Axis 2: The Ground Truth

  • Per-Example Ground Truth: You have a dataset where you know the “correct” answer for every example.

  • No Per-Example Ground Truth: You don’t have perfect answers, so you rely on rubrics, principles, or comparisons.

The most effective approach is to start by manually inspecting the agent’s outputs. Create a small dataset of examples (even just 10-20) to track your progress and guide your improvements.

The Iterative Development Loop

  • Building an agent is not a one-shot process. The key is to embrace a rapid, iterative loop:

  • Build: Get a simple, end-to-end version of your agent working as quickly as possible.

    • Analyze: This is the most critical phase.

    • Examine Traces: Look at the agent’s step-by-step reasoning. Where did it go wrong?

    • Error Analysis: Categorize the failures. Is the agent failing at the planning stage? Is a specific tool unreliable?

    • Compute Metrics: Use your evaluation sets to get a quantitative measure of performance.

  • Improve: Based on your analysis, prioritize what to fix. Your options include:

    • Prompt Engineering: Tweak the instructions for a specific step.

    • Swap the Model: Different models have different strengths. Some are better at following complex instructions, while others are more creative.
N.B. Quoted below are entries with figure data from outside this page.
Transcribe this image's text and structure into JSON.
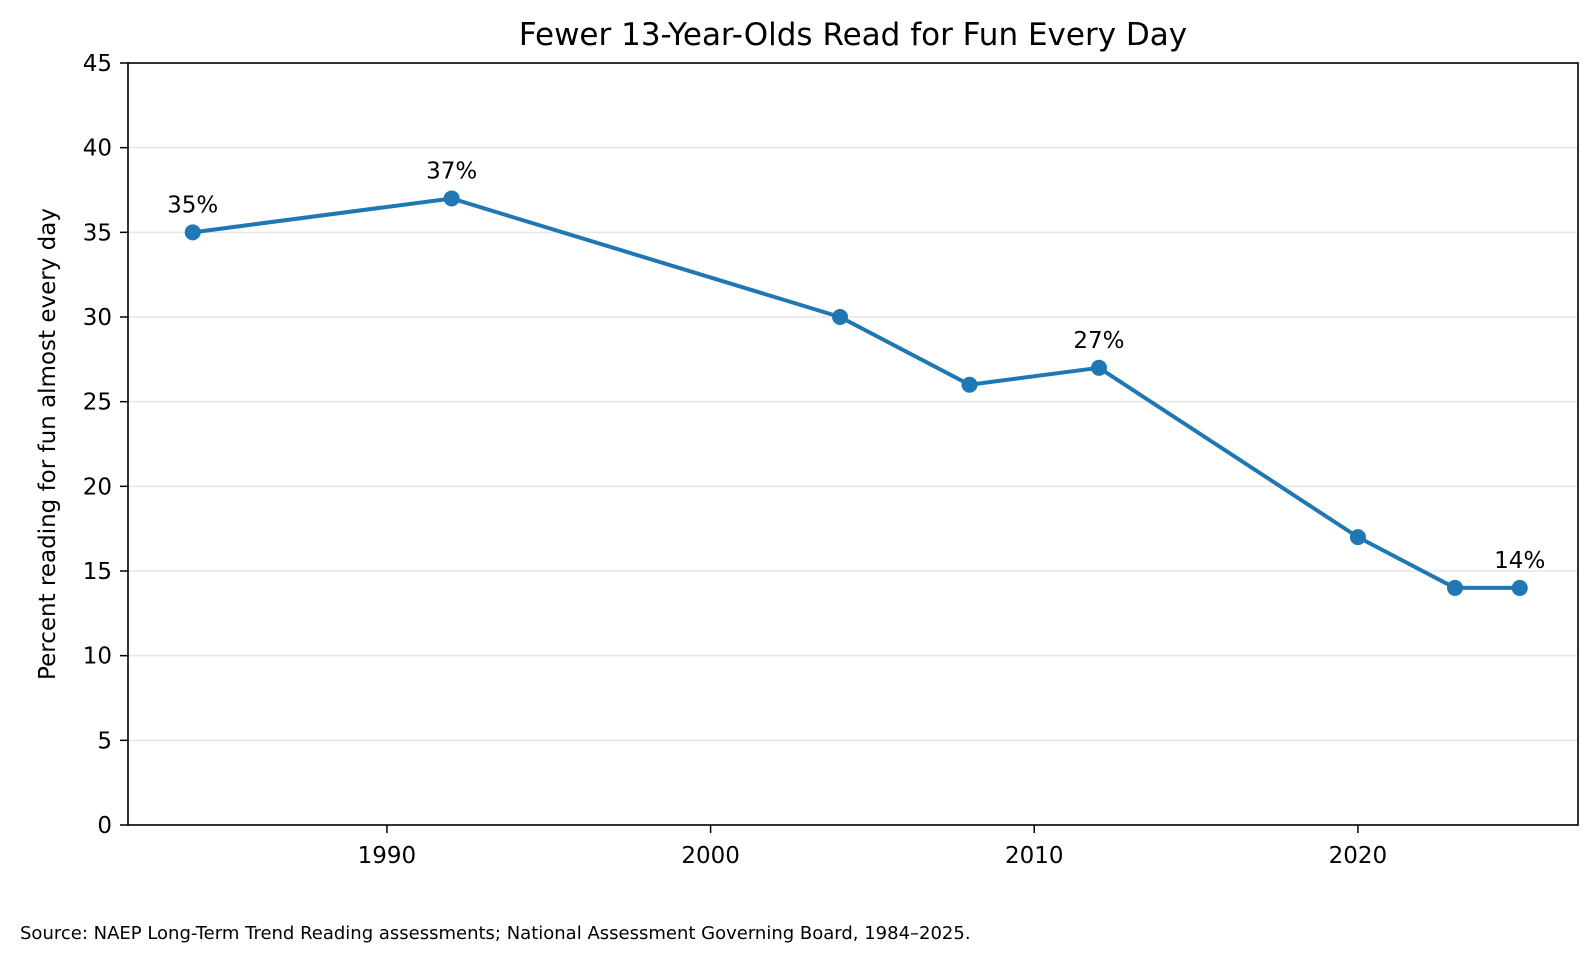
{
  "chart_data": {
    "type": "line",
    "title": "Fewer 13-Year-Olds Read for Fun Every Day",
    "ylabel": "Percent reading for fun almost every day",
    "xlabel": "",
    "xlim": [
      1982,
      2026.8
    ],
    "ylim": [
      0,
      45
    ],
    "xticks": [
      1990,
      2000,
      2010,
      2020
    ],
    "yticks": [
      0,
      5,
      10,
      15,
      20,
      25,
      30,
      35,
      40,
      45
    ],
    "grid": "horizontal",
    "color": "#1f77b4",
    "series": [
      {
        "x": [
          1984,
          1992,
          2004,
          2008,
          2012,
          2020,
          2023,
          2025
        ],
        "values": [
          35,
          37,
          30,
          26,
          27,
          17,
          14,
          14
        ]
      }
    ],
    "annotations": [
      {
        "x": 1984,
        "y": 35,
        "text": "35%"
      },
      {
        "x": 1992,
        "y": 37,
        "text": "37%"
      },
      {
        "x": 2012,
        "y": 27,
        "text": "27%"
      },
      {
        "x": 2025,
        "y": 14,
        "text": "14%"
      }
    ]
  },
  "source_note": "Source: NAEP Long-Term Trend Reading assessments; National Assessment Governing Board, 1984–2025."
}
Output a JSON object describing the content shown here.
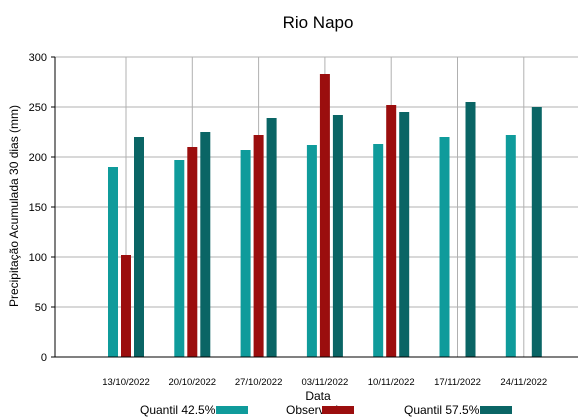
{
  "chart_data": {
    "type": "bar",
    "title": "Rio Napo",
    "xlabel": "Data",
    "ylabel": "Precipitação Acumulada 30 dias (mm)",
    "ylim": [
      0,
      300
    ],
    "yticks": [
      0,
      50,
      100,
      150,
      200,
      250,
      300
    ],
    "grid": true,
    "legend_position": "bottom",
    "categories": [
      "13/10/2022",
      "20/10/2022",
      "27/10/2022",
      "03/11/2022",
      "10/11/2022",
      "17/11/2022",
      "24/11/2022"
    ],
    "series": [
      {
        "name": "Quantil 42.5%",
        "color": "#0f9b9b",
        "values": [
          190,
          197,
          207,
          212,
          213,
          220,
          222
        ]
      },
      {
        "name": "Observado",
        "color": "#9b0e0e",
        "values": [
          102,
          210,
          222,
          283,
          252,
          null,
          null
        ]
      },
      {
        "name": "Quantil 57.5%",
        "color": "#0a6565",
        "values": [
          220,
          225,
          239,
          242,
          245,
          255,
          250
        ]
      }
    ]
  }
}
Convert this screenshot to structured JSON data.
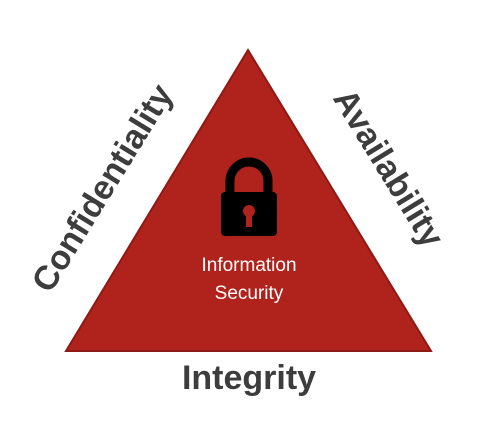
{
  "diagram": {
    "sides": {
      "left": "Confidentiality",
      "right": "Availability",
      "bottom": "Integrity"
    },
    "center": {
      "line1": "Information",
      "line2": "Security"
    },
    "icon": "padlock-icon"
  },
  "colors": {
    "triangle_fill": "#b0231c",
    "triangle_stroke": "#8d1a14",
    "side_text": "#3d3d3d",
    "center_text": "#ffffff",
    "lock": "#000000"
  }
}
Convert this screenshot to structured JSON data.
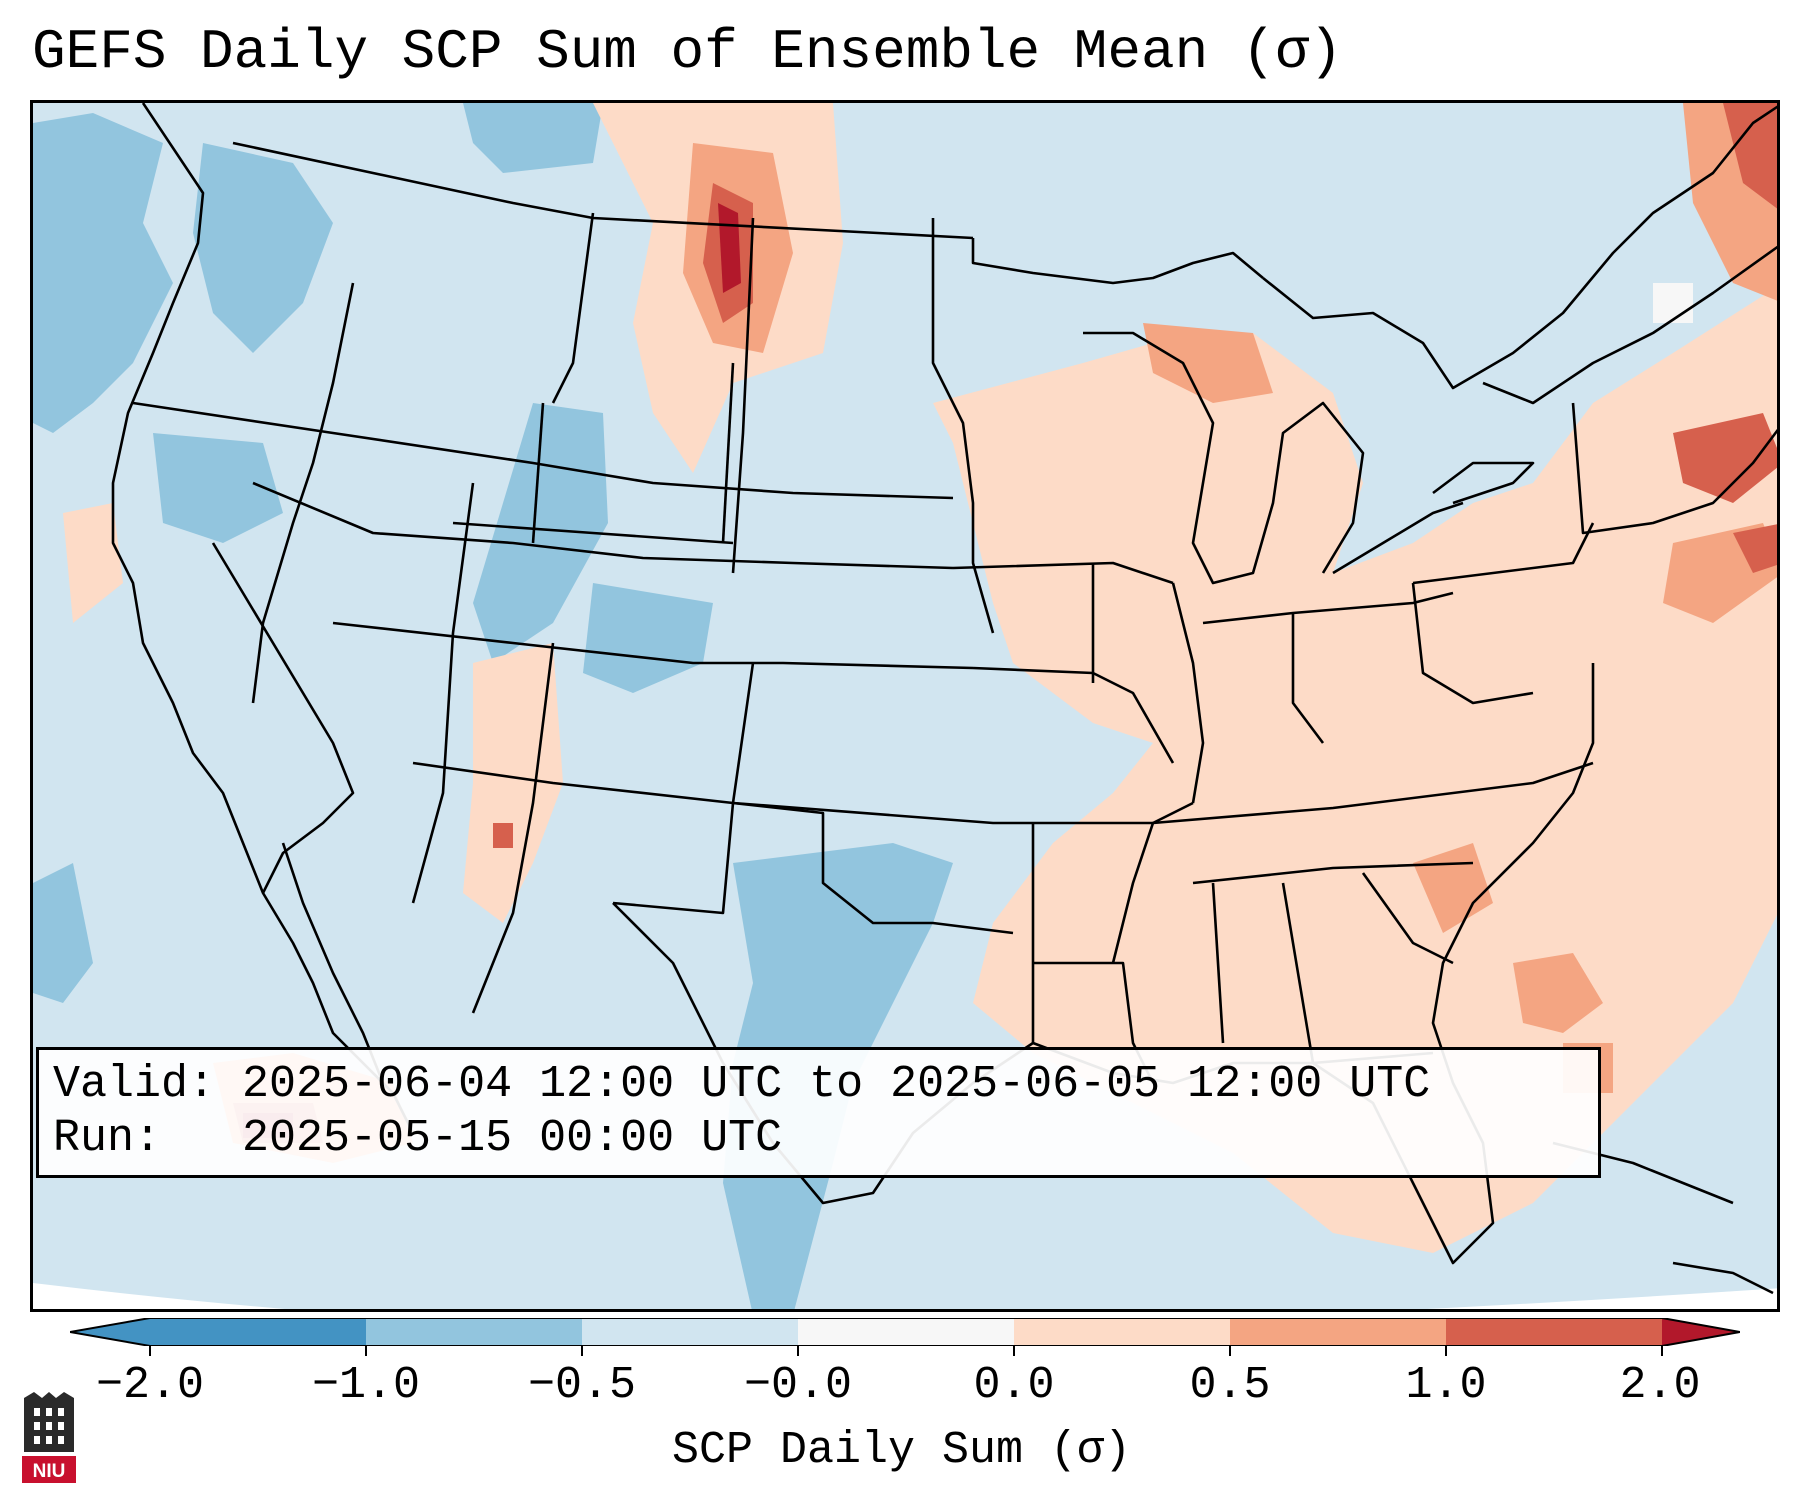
{
  "title": "GEFS Daily SCP Sum of Ensemble Mean (σ)",
  "info": {
    "valid_line": "Valid: 2025-06-04 12:00 UTC to 2025-06-05 12:00 UTC",
    "run_line": "Run:   2025-05-15 00:00 UTC"
  },
  "colorbar": {
    "label": "SCP Daily Sum (σ)",
    "ticks": [
      "−2.0",
      "−1.0",
      "−0.5",
      "−0.0",
      "0.0",
      "0.5",
      "1.0",
      "2.0"
    ],
    "colors": [
      "#4393c3",
      "#92c5de",
      "#d1e5f0",
      "#f7f7f7",
      "#fddbc7",
      "#f4a582",
      "#d6604d",
      "#b2182b"
    ]
  },
  "logo": {
    "text": "NIU",
    "colors": {
      "shield": "#2a2a2a",
      "banner": "#c8102e"
    }
  },
  "map_colors": {
    "background": "#d1e5f0",
    "neg_moderate": "#92c5de",
    "near_zero": "#f7f7f7",
    "pos_light": "#fddbc7",
    "pos_moderate": "#f4a582",
    "pos_strong": "#d6604d",
    "pos_extreme": "#b2182b",
    "border": "#000000"
  }
}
Design your system to make swapping models easy.

    • Fine-Tune: For specialized tasks, you may need to fine-tune a model on your specific data.

A final piece of advice from Ng: don’t worry about latency and cost at the beginning. Getting the quality right is the hardest part. Speeding it up and making it cheaper is a good problem to have later on. By focusing on workflow, reflection, and rigorous evaluation, you can build truly intelligent agents that go far beyond the capabilities of simple chatbots.